The rest of the day passed with bewildering swiftness; Mrs. Lucas came to visit, puffing a little.
“I fall,” she announced, flopping into a chair, “as soon as my Nat hangs his trowsers on their peg. Two so far, and a third well on the way.”
“Are the two boys or girls?” Kitty asked, happier with this kind of conversation than the serious subjects Richard chose.
“Twin girls a year old—Mary and Sarah. I am carrying this one differently, so I expect it will be a boy.” She fanned herself with her homemade shady hat. “Richard says ye mentioned a young girl named Annie who is here somewhere, or about to be landed. I am of a mind to take her in as help if I can get to her first—if, that is, ye think she would be happier in the bosom of a family than with a man.”
“Of that I am sure, Mrs. Lucas. Annie is like me.”
The large brown eyes narrowed. So, Richard, that is how things stand, is it? Stephen said ye’d fallen head over ears, and today I thought to find ye happy at last. What woman would be fool enough to spurn a man like you? But here she is, not a woman at all—a silly girl and a virgin to boot. Ye’d think gaol and transportation would make them grow up in a hurry, but I have seen Kitty’s like before. Somehow they escape the taint, largely by being mice. In Port Jackson they are the first ones to die, but in Norfolk Island they live to learn what neither gaol nor transportation has managed to teach them: that the most a convict woman can hope for is a good, kind, decent man. Like my Nat. And like Richard Morgan.
Smothering these thoughts, Olivia Lucas proceeded to instruct Kitty in women’s matters and how she should conduct herself in this place of too many men.
The conversation broke up with the arrival of Stephen and Johnny Livingstone carrying a bed; Olivia squawked and hurried home, leaving the three men and Kitty to eat Sunday dinner, a makeshift affair of pooled resources—pease cooked with a little salt pork, a dish of rice and onions, corn bread and a dessert of bananas from Richard’s palms, several of which had the peculiar habit of bearing different-looking fruit early.

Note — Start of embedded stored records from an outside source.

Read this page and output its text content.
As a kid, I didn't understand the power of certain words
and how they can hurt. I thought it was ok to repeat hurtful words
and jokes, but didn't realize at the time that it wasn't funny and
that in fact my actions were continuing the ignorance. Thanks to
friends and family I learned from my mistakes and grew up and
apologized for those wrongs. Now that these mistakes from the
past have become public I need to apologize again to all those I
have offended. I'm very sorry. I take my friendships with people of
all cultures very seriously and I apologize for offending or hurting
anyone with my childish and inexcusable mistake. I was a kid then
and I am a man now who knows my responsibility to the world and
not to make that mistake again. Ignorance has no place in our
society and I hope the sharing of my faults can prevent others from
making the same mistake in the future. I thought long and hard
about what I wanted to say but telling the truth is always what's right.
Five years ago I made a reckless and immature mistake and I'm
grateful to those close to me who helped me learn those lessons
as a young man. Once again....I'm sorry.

Kitty sat and listened to the men talk, realizing that in all her life she had not been exposed to masculine talk or the company of men. Half an hour of it humbled her; she knew so little! Well, to listen and remember was to learn, and she was determined to learn. They did not gossip in the manner of women, though they could laugh heartily over a story Johnny—how beautiful he was!—recounted about Major Ross and Captain Hunter, who apparently had fallen out very badly. Most of the talk revolved around problems of construction, discipline, timber, stone, lime, grubs, tools, the growing of grain.